When 0 W light was incident on this light guide, no heat was generated or fired at the terminal portion 9.

Further, the heat-resistant transparent adhesive 10 of the present invention is not limited to the silicone resin described above, but may be any material that satisfies the above-mentioned properties.

As described above, the light guide of the present invention aligns a large number of optical fibers and fixes the ends of these optical fibers in the fixing member with the heat-resistant transparent adhesive described above. Even when high energy density visible light is incident, the end does not generate heat or ignite, and the durability of the light guide can be improved.
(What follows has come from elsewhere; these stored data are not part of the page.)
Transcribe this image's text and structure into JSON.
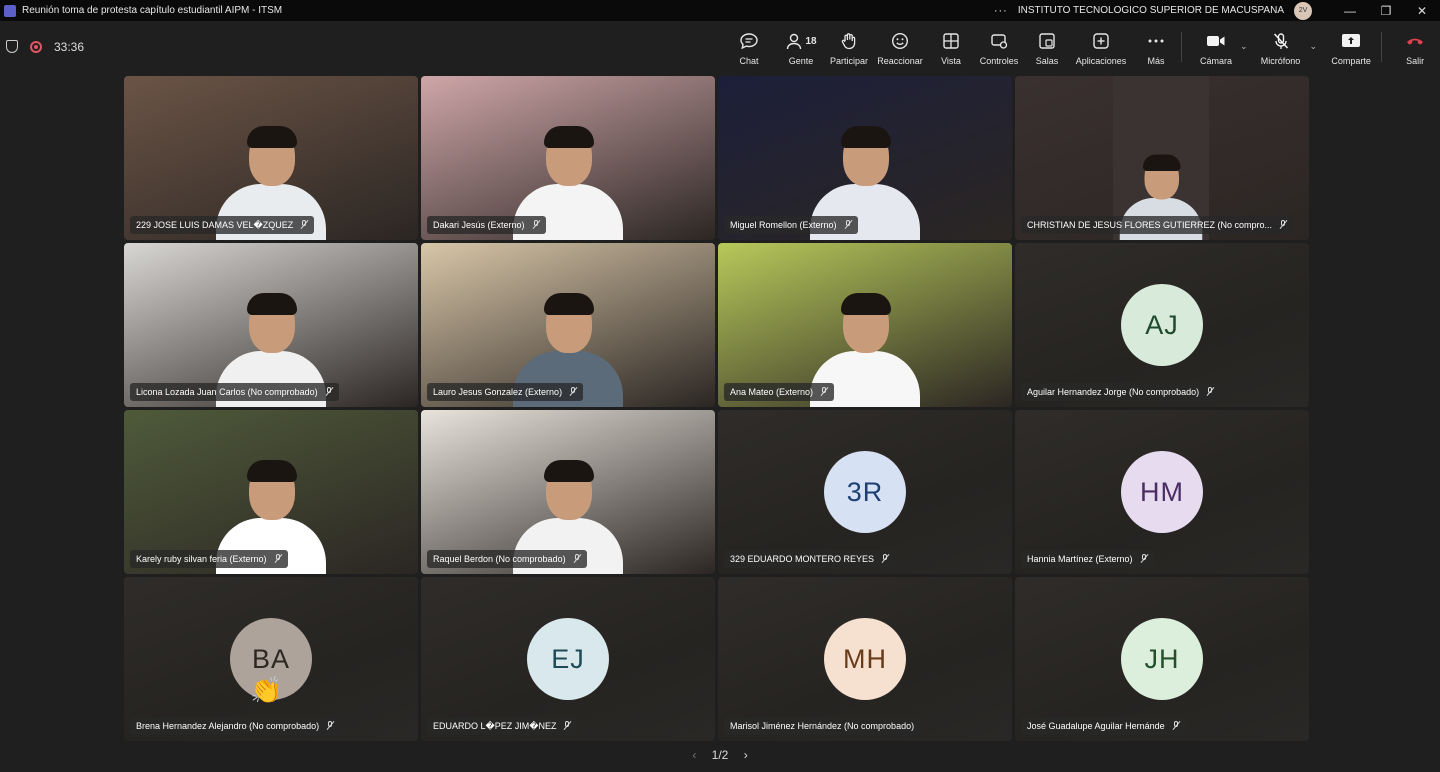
{
  "window": {
    "title": "Reunión toma de protesta capítulo estudiantil AIPM - ITSM",
    "more": "···",
    "organization": "INSTITUTO TECNOLOGICO SUPERIOR DE MACUSPANA",
    "user_initials": "2V",
    "minimize": "—",
    "restore": "❐",
    "close": "✕"
  },
  "meeting": {
    "timer": "33:36",
    "tools": {
      "chat": "Chat",
      "people": "Gente",
      "people_count": "18",
      "raise": "Participar",
      "react": "Reaccionar",
      "view": "Vista",
      "controls": "Controles",
      "rooms": "Salas",
      "apps": "Aplicaciones",
      "more": "Más",
      "camera": "Cámara",
      "mic": "Micrófono",
      "share": "Comparte",
      "leave": "Salir"
    }
  },
  "participants": [
    {
      "name": "229 JOSE LUIS DAMAS VEL�ZQUEZ",
      "video": true,
      "scene": "#6b5446",
      "shirt": "#e9ecef"
    },
    {
      "name": "Dakari Jesús (Externo)",
      "video": true,
      "scene": "#cfa6a8",
      "shirt": "#f4f4f4"
    },
    {
      "name": "Miguel Romellon (Externo)",
      "video": true,
      "scene": "#1c1f3a",
      "shirt": "#e6e8f0"
    },
    {
      "name": "CHRISTIAN DE JESUS FLORES GUTIERREZ (No compro...",
      "video": true,
      "scene": "#3a3030",
      "shirt": "#d8dde3",
      "narrow": true
    },
    {
      "name": "Licona Lozada Juan Carlos (No comprobado)",
      "video": true,
      "scene": "#d9d7d4",
      "shirt": "#f0f0f0"
    },
    {
      "name": "Lauro Jesus Gonzalez (Externo)",
      "video": true,
      "scene": "#d8c6a8",
      "shirt": "#5c6b7a"
    },
    {
      "name": "Ana Mateo (Externo)",
      "video": true,
      "scene": "#b8c95a",
      "shirt": "#f7f7f7"
    },
    {
      "name": "Aguilar Hernandez Jorge (No comprobado)",
      "video": false,
      "initials": "AJ",
      "avatar_bg": "#d8ead9",
      "avatar_fg": "#1f4a2e"
    },
    {
      "name": "Karely ruby silvan feria (Externo)",
      "video": true,
      "scene": "#4f5a3a",
      "shirt": "#ffffff"
    },
    {
      "name": "Raquel Berdon (No comprobado)",
      "video": true,
      "scene": "#e8e4dc",
      "shirt": "#f2f2f2"
    },
    {
      "name": "329 EDUARDO MONTERO REYES",
      "video": false,
      "initials": "3R",
      "avatar_bg": "#d6e1f3",
      "avatar_fg": "#1d3f73"
    },
    {
      "name": "Hannia Martínez (Externo)",
      "video": false,
      "initials": "HM",
      "avatar_bg": "#e7dcef",
      "avatar_fg": "#4b2d63"
    },
    {
      "name": "Brena Hernandez Alejandro (No comprobado)",
      "video": false,
      "initials": "BA",
      "avatar_bg": "#ada39b",
      "avatar_fg": "#2e2823",
      "reaction": "👏"
    },
    {
      "name": "EDUARDO L�PEZ JIM�NEZ",
      "video": false,
      "initials": "EJ",
      "avatar_bg": "#d9e8ec",
      "avatar_fg": "#1e4a55"
    },
    {
      "name": "Marisol Jiménez Hernández (No comprobado)",
      "video": false,
      "initials": "MH",
      "avatar_bg": "#f6e0cf",
      "avatar_fg": "#6a3b1a",
      "unmuted": true
    },
    {
      "name": "José Guadalupe Aguilar Hernánde",
      "video": false,
      "initials": "JH",
      "avatar_bg": "#dceedc",
      "avatar_fg": "#22502a"
    }
  ],
  "pager": {
    "label": "1/2",
    "prev": "‹",
    "next": "›"
  }
}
[Brief description of the drawings]

1 and 2 show examples of a light guide according to the present invention. FIG. 1 is a longitudinal sectional view, and FIG. 2 is a transverse sectional view of a terminal portion. 1 ... optical fiber, 3 ... metal sleeve (fixing member), 5 ... end of optical fiber, 10 ... heat-resistant transparent adhesive.

Claims (1)

(57) [Claims] 1. A light guide in which a number of optical fibers are aligned and the ends of these optical fibers are fixed in a fixing member with a heat-resistant transparent adhesive, wherein the heat-resistant transparent adhesive has the following heat resistance and transparency. A light guide characterized by having a characteristic. Heat resistance: For the adhesive after curing, temperature 250 ° C, time 24
The decrease in light transmittance at a wavelength of 0.38 μm to 0.78 μm by heating for a time is less than 5%. Transparency: The cured adhesive is colorless and transparent, and has a wavelength of 0.
In the range of 4 μm to 5.0 μm, the light transmittance is 90% or more.